Zinc has surged 40 percent this year, reaching its highest in more than a year in August, after mine closures and production cuts curbed supply. Still, average prices remain below last year’s levels after a downturn in demand growth in China, the world’s biggest buyer. The shuttering of Century after 16 years of operation contributed to a 73 percent slump in zinc revenue to $108 million. Copper sales dropped 36 percent to $360 million.
The rally in zinc prices had helped push MMG’s shares in Hong Kong to their highest in about a year on Tuesday at HK$2.05, before it released earnings. They fell as much as 4.4 percent Wednesday and traded 2.9 percent lower at HK$1.99 a share by 3:02 p.m.
MMG’s planned Dugald River zinc mine in Australia will start output in 2018 amid a “widely anticipated zinc deficit” that’s expected to hit the global market next year, Jiao said. MMG is seeking zinc resources in Peru and elsewhere, Chief Executive Officer Andrew Michelmore said last month.

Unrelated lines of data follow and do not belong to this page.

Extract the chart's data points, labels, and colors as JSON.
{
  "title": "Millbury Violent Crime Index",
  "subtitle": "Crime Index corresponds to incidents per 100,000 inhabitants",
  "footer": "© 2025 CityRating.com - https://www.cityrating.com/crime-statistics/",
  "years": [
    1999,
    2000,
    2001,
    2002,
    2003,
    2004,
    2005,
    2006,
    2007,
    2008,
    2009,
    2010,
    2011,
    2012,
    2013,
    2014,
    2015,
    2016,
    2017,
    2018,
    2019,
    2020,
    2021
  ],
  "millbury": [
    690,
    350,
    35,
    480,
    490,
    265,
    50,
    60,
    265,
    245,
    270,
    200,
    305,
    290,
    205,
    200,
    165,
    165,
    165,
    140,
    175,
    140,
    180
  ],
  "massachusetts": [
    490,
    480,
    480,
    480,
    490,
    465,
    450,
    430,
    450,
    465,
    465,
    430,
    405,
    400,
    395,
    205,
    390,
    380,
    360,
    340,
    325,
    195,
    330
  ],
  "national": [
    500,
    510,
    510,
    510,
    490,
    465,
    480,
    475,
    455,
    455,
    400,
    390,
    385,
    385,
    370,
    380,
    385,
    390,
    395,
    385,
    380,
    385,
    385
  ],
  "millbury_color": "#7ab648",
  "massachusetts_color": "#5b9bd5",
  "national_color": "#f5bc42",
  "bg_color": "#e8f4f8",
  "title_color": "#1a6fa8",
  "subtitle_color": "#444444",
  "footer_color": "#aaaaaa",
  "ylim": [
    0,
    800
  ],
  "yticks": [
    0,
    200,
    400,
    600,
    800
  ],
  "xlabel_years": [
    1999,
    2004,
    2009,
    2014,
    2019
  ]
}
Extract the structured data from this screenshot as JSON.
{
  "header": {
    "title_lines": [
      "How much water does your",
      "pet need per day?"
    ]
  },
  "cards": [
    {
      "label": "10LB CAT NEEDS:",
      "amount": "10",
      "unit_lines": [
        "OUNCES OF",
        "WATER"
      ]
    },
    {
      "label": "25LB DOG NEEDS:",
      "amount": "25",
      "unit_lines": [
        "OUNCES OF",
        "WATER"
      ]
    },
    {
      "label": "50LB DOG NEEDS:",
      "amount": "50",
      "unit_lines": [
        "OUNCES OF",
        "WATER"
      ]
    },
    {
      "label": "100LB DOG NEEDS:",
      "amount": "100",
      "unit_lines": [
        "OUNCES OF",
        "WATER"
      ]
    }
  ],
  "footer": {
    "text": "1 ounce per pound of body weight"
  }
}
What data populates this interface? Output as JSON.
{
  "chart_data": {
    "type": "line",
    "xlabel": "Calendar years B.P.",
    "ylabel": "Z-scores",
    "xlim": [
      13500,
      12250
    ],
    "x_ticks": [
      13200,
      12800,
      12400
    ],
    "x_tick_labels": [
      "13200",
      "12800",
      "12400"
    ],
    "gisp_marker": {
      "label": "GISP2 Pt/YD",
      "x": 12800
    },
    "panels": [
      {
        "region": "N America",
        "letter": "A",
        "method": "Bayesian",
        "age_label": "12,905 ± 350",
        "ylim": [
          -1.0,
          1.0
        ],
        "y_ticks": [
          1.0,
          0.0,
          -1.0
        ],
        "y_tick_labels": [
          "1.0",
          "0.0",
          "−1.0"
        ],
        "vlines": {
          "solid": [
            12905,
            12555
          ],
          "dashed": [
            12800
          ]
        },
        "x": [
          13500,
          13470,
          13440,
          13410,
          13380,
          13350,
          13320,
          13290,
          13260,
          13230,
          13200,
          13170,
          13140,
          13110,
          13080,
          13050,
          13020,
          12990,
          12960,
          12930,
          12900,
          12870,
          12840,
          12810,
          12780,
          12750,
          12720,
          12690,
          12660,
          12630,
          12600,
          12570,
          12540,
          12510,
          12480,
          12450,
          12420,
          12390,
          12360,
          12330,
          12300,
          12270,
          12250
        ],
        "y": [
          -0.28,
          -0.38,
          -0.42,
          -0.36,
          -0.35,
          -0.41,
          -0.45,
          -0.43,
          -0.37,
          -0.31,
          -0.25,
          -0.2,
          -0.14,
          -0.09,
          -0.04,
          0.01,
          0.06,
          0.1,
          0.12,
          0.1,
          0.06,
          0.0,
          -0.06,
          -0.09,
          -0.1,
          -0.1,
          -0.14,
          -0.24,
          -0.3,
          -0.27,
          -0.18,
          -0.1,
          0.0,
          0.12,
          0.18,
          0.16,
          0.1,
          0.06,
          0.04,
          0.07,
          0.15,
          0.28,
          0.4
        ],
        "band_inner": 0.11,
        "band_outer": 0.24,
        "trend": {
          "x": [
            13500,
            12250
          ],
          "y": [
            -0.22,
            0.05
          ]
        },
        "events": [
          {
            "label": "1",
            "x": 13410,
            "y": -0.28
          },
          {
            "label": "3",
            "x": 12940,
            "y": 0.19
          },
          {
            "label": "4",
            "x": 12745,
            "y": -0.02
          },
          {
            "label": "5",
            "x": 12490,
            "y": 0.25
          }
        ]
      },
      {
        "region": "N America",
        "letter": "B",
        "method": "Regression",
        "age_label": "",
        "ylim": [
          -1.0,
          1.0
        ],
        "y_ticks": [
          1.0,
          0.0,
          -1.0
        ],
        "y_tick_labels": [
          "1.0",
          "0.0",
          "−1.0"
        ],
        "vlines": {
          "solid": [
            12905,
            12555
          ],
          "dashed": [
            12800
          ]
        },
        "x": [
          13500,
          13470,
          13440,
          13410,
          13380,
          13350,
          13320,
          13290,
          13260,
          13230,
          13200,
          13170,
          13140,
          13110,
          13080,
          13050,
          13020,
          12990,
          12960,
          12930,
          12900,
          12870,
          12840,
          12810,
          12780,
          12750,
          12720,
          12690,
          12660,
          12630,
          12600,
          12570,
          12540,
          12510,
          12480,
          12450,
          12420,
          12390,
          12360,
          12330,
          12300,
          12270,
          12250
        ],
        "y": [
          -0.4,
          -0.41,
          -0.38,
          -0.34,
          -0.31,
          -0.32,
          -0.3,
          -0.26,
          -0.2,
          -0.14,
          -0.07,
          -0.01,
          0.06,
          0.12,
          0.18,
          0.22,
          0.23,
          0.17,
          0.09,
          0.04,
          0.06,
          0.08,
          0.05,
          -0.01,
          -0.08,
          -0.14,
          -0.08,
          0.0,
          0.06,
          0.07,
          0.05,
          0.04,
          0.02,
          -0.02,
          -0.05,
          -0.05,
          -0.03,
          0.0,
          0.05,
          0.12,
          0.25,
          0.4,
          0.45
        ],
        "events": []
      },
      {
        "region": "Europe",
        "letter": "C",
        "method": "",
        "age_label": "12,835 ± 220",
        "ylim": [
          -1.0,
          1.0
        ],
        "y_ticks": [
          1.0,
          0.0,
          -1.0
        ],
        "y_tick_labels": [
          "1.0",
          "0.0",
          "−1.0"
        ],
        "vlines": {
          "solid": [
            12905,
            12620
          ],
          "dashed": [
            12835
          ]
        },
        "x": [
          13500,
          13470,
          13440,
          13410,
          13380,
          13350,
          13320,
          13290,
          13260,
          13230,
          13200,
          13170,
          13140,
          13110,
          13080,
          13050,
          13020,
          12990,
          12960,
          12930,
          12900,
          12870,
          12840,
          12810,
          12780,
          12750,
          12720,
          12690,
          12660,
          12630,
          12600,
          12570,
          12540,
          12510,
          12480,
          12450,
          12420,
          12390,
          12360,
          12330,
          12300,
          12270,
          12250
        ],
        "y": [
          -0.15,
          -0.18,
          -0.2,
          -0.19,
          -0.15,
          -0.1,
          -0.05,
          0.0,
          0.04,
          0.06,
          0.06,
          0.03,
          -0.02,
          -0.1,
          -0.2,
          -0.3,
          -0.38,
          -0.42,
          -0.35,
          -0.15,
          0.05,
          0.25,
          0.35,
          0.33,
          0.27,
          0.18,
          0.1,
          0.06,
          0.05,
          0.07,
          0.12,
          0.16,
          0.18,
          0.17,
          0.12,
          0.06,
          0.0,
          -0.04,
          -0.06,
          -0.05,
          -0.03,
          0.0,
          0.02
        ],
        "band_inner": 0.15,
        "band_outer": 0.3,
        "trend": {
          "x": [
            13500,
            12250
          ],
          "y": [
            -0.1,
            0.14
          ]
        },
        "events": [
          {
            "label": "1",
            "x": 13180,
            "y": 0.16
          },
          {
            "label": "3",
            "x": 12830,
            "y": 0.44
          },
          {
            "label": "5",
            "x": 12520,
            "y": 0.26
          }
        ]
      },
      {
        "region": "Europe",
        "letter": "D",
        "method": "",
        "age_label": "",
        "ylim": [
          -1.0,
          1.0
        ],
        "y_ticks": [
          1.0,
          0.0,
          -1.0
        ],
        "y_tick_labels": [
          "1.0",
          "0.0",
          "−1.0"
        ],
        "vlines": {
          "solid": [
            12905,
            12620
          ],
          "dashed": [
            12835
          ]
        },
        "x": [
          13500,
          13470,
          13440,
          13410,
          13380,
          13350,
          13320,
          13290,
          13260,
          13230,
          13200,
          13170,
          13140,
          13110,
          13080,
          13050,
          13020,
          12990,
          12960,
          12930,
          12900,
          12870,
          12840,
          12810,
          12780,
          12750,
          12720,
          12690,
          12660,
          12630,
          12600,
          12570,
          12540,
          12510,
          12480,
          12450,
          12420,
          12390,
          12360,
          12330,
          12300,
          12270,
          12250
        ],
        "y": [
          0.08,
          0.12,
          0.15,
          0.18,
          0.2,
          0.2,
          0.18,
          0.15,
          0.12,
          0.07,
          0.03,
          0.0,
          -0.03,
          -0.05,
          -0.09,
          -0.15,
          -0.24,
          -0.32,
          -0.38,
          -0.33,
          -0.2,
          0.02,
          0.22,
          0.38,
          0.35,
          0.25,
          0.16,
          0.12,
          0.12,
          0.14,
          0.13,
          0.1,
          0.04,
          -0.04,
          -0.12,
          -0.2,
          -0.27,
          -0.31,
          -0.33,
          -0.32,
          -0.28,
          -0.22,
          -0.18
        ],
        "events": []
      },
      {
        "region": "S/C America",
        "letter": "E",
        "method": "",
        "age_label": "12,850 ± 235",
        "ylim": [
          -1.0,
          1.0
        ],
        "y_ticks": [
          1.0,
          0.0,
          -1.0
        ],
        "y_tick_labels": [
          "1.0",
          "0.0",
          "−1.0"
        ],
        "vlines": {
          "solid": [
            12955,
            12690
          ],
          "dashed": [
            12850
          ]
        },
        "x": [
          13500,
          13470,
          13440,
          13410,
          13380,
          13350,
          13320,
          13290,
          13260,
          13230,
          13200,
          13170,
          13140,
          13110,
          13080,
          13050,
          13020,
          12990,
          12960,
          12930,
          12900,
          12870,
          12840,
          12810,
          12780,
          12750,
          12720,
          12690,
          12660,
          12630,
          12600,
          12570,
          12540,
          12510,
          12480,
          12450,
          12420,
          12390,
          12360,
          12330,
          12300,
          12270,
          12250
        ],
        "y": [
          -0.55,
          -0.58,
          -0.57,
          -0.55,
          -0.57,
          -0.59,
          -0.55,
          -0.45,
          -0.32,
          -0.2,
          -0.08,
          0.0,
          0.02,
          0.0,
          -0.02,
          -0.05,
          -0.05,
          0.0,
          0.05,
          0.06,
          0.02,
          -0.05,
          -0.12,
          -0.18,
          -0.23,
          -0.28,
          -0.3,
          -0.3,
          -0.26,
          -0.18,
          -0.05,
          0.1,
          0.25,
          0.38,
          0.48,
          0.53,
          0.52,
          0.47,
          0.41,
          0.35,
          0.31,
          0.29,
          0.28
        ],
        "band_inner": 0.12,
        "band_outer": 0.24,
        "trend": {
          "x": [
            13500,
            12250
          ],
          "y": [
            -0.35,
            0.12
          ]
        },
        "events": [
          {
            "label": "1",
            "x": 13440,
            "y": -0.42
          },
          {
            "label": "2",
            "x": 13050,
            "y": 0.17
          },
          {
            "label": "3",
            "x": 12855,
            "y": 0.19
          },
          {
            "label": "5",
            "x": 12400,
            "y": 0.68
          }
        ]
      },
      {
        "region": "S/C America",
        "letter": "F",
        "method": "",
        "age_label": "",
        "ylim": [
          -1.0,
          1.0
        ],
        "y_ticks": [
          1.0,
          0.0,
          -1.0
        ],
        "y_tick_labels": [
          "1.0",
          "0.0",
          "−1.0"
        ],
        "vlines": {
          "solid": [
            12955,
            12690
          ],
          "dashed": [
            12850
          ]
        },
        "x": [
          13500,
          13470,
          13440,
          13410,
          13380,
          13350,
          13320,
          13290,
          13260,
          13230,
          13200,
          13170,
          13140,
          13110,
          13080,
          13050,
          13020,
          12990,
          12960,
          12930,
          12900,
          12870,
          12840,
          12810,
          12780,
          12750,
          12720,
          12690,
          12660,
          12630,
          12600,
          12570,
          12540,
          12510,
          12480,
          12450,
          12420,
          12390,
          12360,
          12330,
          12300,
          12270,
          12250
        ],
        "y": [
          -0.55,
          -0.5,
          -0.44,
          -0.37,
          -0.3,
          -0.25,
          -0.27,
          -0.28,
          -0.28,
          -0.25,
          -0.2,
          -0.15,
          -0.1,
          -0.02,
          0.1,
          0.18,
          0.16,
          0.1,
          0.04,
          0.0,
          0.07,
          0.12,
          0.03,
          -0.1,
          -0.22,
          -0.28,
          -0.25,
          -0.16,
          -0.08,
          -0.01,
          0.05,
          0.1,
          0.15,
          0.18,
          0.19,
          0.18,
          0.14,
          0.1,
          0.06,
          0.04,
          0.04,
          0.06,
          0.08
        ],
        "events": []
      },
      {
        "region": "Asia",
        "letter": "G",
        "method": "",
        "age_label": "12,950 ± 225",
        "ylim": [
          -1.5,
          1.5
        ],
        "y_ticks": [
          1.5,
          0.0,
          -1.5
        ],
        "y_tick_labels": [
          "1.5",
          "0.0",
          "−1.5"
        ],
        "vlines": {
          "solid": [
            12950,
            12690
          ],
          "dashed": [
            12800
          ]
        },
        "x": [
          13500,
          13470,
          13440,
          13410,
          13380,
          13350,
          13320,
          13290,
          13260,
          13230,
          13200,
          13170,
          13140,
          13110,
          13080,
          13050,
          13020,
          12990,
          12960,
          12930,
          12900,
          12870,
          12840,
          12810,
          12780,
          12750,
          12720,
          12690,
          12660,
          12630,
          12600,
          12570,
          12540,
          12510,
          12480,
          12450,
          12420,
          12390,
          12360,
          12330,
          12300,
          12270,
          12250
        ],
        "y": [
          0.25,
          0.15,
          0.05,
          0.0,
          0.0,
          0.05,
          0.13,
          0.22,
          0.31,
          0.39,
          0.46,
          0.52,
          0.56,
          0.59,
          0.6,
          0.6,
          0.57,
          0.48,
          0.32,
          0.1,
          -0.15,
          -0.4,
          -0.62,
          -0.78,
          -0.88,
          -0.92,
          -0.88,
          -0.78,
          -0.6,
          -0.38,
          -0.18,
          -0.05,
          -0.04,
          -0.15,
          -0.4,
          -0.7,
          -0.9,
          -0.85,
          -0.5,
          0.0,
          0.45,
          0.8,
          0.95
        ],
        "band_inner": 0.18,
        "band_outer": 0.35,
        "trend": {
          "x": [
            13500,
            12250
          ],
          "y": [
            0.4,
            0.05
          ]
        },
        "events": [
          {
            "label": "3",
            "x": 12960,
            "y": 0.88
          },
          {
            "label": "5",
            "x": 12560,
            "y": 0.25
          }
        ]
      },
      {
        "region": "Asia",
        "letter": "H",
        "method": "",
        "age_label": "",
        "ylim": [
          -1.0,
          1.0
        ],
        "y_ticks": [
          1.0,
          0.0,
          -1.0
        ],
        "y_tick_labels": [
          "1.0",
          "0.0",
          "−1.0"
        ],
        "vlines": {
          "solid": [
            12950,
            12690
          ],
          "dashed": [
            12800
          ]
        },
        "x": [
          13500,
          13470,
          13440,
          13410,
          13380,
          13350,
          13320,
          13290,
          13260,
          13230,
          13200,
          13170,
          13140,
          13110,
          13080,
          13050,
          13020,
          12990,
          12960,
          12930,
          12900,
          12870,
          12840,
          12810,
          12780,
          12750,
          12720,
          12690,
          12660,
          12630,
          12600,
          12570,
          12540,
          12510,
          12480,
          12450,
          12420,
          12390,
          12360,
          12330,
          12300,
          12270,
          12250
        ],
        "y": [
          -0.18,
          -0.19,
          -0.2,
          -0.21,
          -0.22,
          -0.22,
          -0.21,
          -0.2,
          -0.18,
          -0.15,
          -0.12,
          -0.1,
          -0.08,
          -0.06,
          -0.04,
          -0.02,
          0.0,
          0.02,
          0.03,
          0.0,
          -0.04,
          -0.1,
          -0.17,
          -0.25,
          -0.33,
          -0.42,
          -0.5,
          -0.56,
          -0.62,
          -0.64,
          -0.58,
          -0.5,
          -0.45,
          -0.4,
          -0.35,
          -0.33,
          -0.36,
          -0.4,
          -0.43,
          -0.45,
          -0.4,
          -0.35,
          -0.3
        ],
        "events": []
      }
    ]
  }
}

Just 10 percent of the Las Bambas resource has been explored, Chief Operating Officer Marcelo Bastos said on an earnings call Wednesday, adding that the project has many opportunities yet to be discovered.
Growth in global copper supply will fall significantly short of demand for the remainder of this decade, according to Citigroup Inc. in a note Tuesday. Many planned projects won’t come to fruition after spending cuts and tighter project financing, it said. The bank’s view contrasts with Barclays Plc, which has argued that the copper market faces a surplus up to 2020, which will weigh on prices.
MMG runs mines in Australia, Peru, Laos and the Democratic Republic of Congo.